The Conference Board's projection of a 2.5 percent increase for all of 2009 is in line with the expectations of other private forecasters and would exceed the gains averaging less than 2 percent annually for the four years before 2009.
Normally, a big jump in productivity would translate into higher wages for workers but that has not occurred during the current deep downturn that has seen labor costs falling sharply in the United States as companies struggling to survive the recession have used the increases in productivity and reduced work forces to bolster their bottom lines and shore up profits.
The projected 2.5 percent rise in productivity for all of 2009 in the United States, while better than the performance in Europe, will be outpaced by many emerging economies, the Conference Board said. It projected that productivity would surge by 8.2 percent in China in 2009 followed by a sizable 7.7 percent gain in 2010.

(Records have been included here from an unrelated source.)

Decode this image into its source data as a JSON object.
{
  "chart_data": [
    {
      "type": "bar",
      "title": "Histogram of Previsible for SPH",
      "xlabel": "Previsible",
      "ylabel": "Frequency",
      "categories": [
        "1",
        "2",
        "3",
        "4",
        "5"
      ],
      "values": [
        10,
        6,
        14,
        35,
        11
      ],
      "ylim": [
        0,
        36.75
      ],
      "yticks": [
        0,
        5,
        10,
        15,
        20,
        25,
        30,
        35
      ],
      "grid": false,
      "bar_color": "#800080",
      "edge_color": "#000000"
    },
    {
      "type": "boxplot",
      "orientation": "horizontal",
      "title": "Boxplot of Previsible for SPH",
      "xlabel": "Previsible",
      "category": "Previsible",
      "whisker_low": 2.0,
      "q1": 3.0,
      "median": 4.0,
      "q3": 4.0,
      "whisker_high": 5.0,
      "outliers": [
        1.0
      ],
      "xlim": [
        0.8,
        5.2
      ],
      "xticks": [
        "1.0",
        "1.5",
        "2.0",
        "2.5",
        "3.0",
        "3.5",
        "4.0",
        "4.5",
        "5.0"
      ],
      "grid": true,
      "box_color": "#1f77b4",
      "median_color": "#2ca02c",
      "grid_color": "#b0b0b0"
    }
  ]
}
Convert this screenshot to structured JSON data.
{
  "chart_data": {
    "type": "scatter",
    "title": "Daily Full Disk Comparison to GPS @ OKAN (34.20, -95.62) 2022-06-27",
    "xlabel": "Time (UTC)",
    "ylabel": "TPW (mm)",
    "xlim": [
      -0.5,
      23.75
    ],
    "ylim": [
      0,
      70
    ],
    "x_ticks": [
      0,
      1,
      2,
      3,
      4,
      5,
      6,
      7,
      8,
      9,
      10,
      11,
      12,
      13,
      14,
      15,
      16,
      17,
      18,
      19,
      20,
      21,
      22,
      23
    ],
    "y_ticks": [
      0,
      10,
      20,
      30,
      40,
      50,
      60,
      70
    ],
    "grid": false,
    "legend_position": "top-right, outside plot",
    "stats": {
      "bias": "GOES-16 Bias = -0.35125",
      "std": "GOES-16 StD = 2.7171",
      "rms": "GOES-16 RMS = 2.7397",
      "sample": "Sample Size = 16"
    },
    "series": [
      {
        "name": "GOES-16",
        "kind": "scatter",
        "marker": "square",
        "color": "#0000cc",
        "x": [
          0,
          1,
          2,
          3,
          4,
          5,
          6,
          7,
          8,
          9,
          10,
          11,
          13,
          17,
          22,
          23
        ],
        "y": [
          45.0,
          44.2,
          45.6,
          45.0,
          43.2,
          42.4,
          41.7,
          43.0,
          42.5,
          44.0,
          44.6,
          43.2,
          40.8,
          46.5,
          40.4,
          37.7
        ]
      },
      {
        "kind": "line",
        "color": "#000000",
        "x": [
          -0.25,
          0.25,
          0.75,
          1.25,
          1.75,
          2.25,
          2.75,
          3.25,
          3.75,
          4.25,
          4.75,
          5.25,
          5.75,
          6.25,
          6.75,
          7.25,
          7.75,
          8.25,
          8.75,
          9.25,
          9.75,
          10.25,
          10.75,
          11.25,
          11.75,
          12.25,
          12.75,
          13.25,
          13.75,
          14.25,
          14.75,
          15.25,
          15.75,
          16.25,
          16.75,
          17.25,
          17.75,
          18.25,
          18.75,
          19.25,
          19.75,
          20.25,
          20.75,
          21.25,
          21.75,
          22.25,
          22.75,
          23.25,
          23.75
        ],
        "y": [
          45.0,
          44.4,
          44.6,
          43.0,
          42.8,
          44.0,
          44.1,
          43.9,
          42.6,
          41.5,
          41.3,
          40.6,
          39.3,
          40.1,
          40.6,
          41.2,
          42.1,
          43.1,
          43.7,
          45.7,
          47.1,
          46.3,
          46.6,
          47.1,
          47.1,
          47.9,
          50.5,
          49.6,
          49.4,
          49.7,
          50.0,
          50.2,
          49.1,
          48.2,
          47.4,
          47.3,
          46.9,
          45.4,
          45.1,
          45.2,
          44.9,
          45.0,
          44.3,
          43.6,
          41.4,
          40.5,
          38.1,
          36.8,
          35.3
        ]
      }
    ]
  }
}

The report found that productivity growth in the seven largest emerging market economies — Brazil, China, India, Indonesia, Mexico, Russia and Turkey — averaged an estimated 3.6 percent in 2009, down from a 5.3 percent growth rate in 2008.
That average, however, masked wide differences between developing countries.
Productivity actually fell by an estimated 3.8 percent in Russia in 2009 and was down 3.2 percent in Turkey while rising by estimated 3.9 percent in India and 8.2 percent in China.
The Conference Board produces an annual report on global productivity.